Analytics
Will Bill No. 13599 сhange the practice of emergency searches: a lawyer’s perspective
Analytics
The issue of so-called “emergency searches” in Ukraine has long gone beyond a purely legal debate. It concerns situations where an investigator or prosecutor enters a person’s home or other premises without a judge’s warrant. The Constitution allows this only in exceptional cases — to save life and property or during the immediate pursuit of a suspect.
In practice, however, this procedure has long ceased to be an exception. In recent years, emergency searches have become a routine tool for law enforcement. The business community and human rights advocates have repeatedly stressed that this trend not only undermines the balance between investigative needs and citizens’ rights, but also creates significant room for abuse.
From Initial Attempts to a New Approach
Attempts to restrict this tool have been made before. The controversial Law No. 4555-IX, which curtailed the independence of the National Anti-Corruption Bureau and the Specialized Anti-Corruption Prosecutor’s Office, also amended the Criminal Procedure Code to allow emergency searches only in cases involving threats to life, health, or sexual integrity. However, the law had significant shortcomings in this part, and after public backlash, these restrictions were repealed — the previous wording of Article 233 of the CPC was restored by Law No. 4560-IX.
Now, the Verkhovna Rada has a new document on the table — Bill No. 13599, which in my view is more balanced and logical, though not without flaws.
What Changes
The bill proposes to clearly define the list of crimes in which emergency searches are permissible. These are serious criminal offenses against life, health, and sexual freedom: Articles 115–118, 121, 127, 146, 147, 149, 152, 153, 155, 156-1, 258, 258-1, and 259 of the Criminal Code of Ukraine (murders, grievous bodily harm, rape, terrorist acts, etc.). The legislator’s logic here appears clear and consistent, as the Constitution of Ukraine explicitly identifies threats to life and health as grounds for entering premises without a court warrant.

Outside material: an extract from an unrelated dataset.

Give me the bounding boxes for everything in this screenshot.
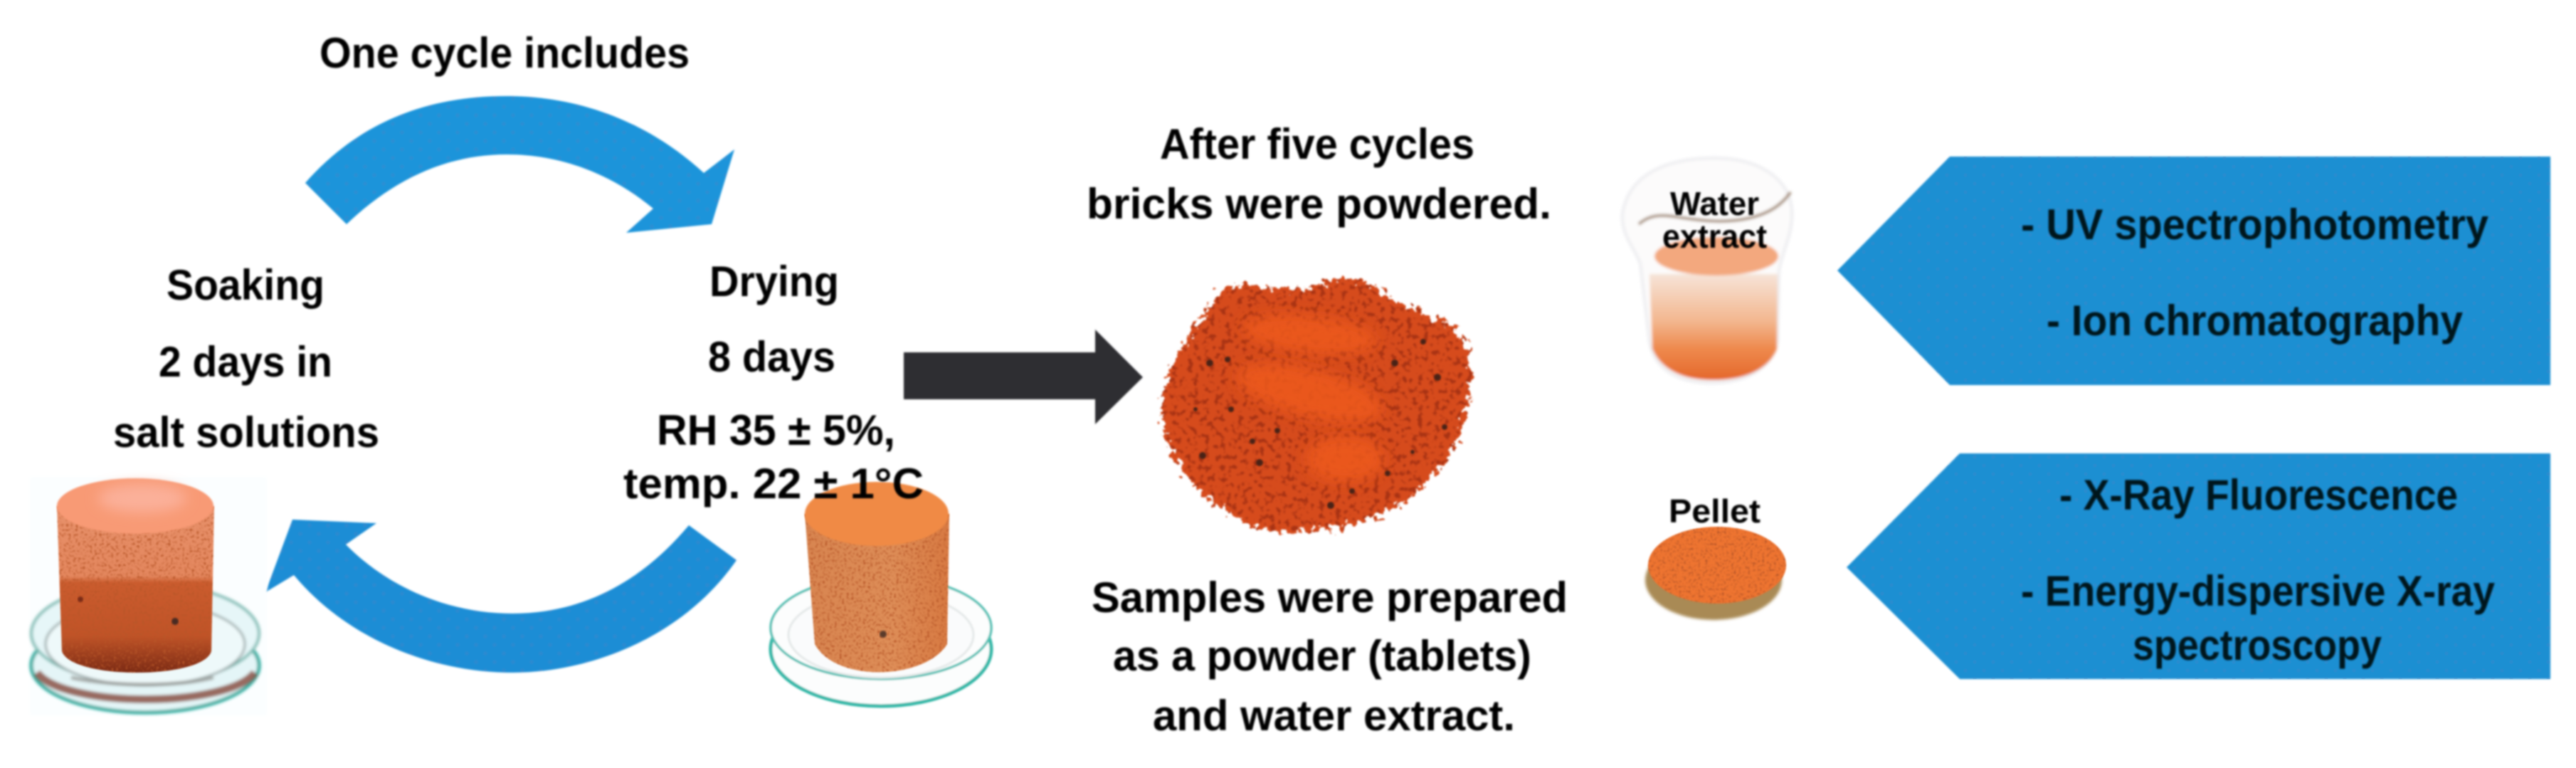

It should be noted that it is impossible to completely deprive law enforcement of the ability to conduct searches without a court order, as this authority is granted by Article 30 of the Constitution of Ukraine. It states: “In urgent cases related to saving human life and property or the direct pursuit of persons suspected of committing a crime, another procedure for entering a home or other property, inspecting and searching it, may be established by law.”
The bill’s authors also propose adding Articles 368 and 369 of the Criminal Code (acceptance of unlawful benefits and offering such benefits). Including corruption offenses seems justified: these violations are often detected “in the act,” and predicting the location of the bribe transfer in advance is impossible. In such cases, speed is critical.
Procedural Safeguards
Importantly, the bill also introduces several procedural guarantees to protect human rights:
Adversarial principle — a motion to approve a search after it has been carried out will be considered in the presence of the person whose premises were searched and their lawyer. This will allow the investigating judge to hear both sides and promptly respond to abuses.
Right to appeal a judge’s order authorizing a search — an additional safeguard against baseless decisions, which should also reduce both the number of emergency searches and their subsequent unjustified “legalization” by courts.
Assessment of the necessity to seize property — the bill would require the investigating judge, when reviewing an emergency search, to assess separately the necessity of seizing each item. This is a positive change, as in practice law enforcement often seizes everything that might hypothetically be of procedural or evidentiary interest instead of “saving” specific property. If adopted in its current form, the law could be expected to reduce both unwarranted searches and unjustified property seizures.
Expected Impact
The implementation of these changes could reduce the number of baseless searches and limit the practice of “legalizing” investigative actions after the fact through formal court approvals. For businesses, this would mean fewer unjustified disruptions; for citizens — greater protection of privacy and property.
Key Shortcoming
At the same time, the bill does not address one critical issue: it does not require the investigator or prosecutor at the scene of the search to issue a written order listing the specific property or evidence to be “saved.” Under Article 110 of the CPC, any procedural decision must be formalized by a written ruling, and such a provision could be an effective safeguard against arbitrary actions.
This requirement would allow the investigating judge to compare the grounds stated during the search with its actual results and protect all parties involved from abuse.
Bill No. 13599 is a step in the right direction. It reflects the legislator’s understanding that the tool of emergency searches requires clear limits and procedural safeguards. However, to achieve a real balance between the interests of the investigation and human rights, it is necessary to strengthen the requirements for documenting the grounds and objectives of a search conducted without a court warrant.
Only then can we say that this tool will return to its constitutional purpose — as an exception rather than a routine practice.